The noble laureate Rabindranath Tagore provided me the first glimpse into adult fiction world, when I read his novel ‘Yogayog’ for my summer holidays work in Seventh grade. The first initiation soon led to a life long love of fiction and since then novels, stories and poems have become the staple diet and an integral part of my life.
Last week, when I got a chance to lay my hands on ‘The Tagore Omnibus’ Collector’s Edition comprising of not one or two, but five novels, my joy knew no bounds. I grabbed the book with trembling hands, and my first reaction was to see whether it had Yogayog?
I was over whelmed by the old fond memories and once again, I found myself a twelve year old deeply engrossed in the intrigued yet seemingly real world of Tagore. When I first read Yogayog, my pre teen mind was pleasantly surprised to find adults so childish that they can fight for ages for false pride manifested in such trivial matters as to the height of the Durga idol. This was the focal point about this novel that I still remember from my childhood days.

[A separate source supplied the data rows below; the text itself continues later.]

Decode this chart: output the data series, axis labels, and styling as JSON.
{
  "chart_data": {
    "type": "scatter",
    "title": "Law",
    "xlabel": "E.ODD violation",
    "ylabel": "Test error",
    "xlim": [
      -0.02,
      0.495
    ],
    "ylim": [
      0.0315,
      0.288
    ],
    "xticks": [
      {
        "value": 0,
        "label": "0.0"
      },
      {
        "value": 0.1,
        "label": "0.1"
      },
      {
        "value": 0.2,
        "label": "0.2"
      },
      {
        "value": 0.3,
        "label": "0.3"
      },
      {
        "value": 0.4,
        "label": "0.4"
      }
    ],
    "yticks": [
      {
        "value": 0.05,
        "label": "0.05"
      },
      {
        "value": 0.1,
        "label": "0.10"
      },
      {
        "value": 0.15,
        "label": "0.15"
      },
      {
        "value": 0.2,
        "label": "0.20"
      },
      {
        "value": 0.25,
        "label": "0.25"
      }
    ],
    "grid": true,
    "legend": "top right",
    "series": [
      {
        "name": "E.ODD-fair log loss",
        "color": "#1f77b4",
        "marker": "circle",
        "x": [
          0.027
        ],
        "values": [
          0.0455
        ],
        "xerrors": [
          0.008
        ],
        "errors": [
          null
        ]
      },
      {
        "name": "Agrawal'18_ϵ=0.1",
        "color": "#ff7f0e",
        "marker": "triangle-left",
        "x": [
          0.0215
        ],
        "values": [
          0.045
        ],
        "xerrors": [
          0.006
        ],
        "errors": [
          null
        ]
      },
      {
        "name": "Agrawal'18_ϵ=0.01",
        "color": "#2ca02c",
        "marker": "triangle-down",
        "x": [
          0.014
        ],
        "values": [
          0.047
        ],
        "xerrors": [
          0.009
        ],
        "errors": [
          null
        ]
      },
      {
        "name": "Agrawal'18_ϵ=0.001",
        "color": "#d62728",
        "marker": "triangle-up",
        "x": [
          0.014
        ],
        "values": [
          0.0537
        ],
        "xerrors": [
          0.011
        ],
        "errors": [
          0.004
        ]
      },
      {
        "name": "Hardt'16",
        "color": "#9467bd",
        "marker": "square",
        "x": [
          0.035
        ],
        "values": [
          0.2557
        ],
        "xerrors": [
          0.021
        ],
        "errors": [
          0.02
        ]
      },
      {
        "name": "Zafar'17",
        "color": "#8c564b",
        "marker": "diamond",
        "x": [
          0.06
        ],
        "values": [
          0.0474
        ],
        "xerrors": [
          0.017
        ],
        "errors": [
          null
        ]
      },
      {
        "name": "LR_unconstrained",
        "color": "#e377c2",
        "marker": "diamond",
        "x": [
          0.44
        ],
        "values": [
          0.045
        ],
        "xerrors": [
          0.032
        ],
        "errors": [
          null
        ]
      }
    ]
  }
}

However, when I read the novel this time, I could make many more revelations. The novel is not just about the baseness of pomp and show and false pride, but also about lack of communication and the unexpressed expectations of husband and wife. Tagore paints a true picture of the Zamindari traditions of Bengal, where men were busy in squandering money on futile display of wealth and women were oppressed and locked within the household, with almost no rights. In such times, Tagore boldly presents his heroine Kumudini, who is willing to stand against injustice and will not be subdued by anyone.
The story revolves around the Ghoshal and Chatterjee families, who are neighbours and sworn competitors. The Chatterjees fall into bad times, while the Ghoshal’s son is able to make fortune. With newly acquired wealth, Madhusudan Ghoshal decides to make Chatterjees feel subservient to him, by giving them huge loans and getting married with the youngest daughter of Chatterjee clan, Kumudini.
Madhusudan and Kumudini’s rivalry is not limited to their family feud, but is aggravated by their totally different natures, Madhu- a rude master and Kumu- a God-fearing, docile but self respecting woman. Whether such an oddly matched couple would ever be able to reconcile their differences and live harmoniously as man and wife, forms the very framework of the story.
In Tagore’s deft hands, the story acquires an epic status. He is a master of human psyche, with the result that his hero and heroine are never ideal. Rather, they closely resemble the real men and women, each with his own faults and shortcomings. And that’s why the novel becomes so realistic and familiar that every reader is able to identify himself or herself with the protagonists.
It is not at all difficult to recognize one of your friends or relatives as arrogant Madhu or good natured and yet obstinate Kumu. When such people get married, the life becomes a continuous strife and struggle against upmanship. In modern days , divorce is not a far fetched idea for such ill matched couples, but our Hero Heroine lived in Pre Independence era, where no such option existed and it was really fun to see them reconcile differences in their own retracted ways.
I found it refreshing despite the fact that Kumudini’s over zealous religious and pious attitude seems redundant in present times, but the writer uses even this defect to establish the naivety of the character and gives the novel an added sheen. I will remember the pleasant characters of Nabin and his wife for a long time for their good nature and witty remarks. They present the anti thesis to the main couple and Tagore uses them to create perfect foil around the loveless, luckless marriage.
Even in my second reading, the novel managed to impress me once again. It is and will always be a thoroughly enjoyable classic.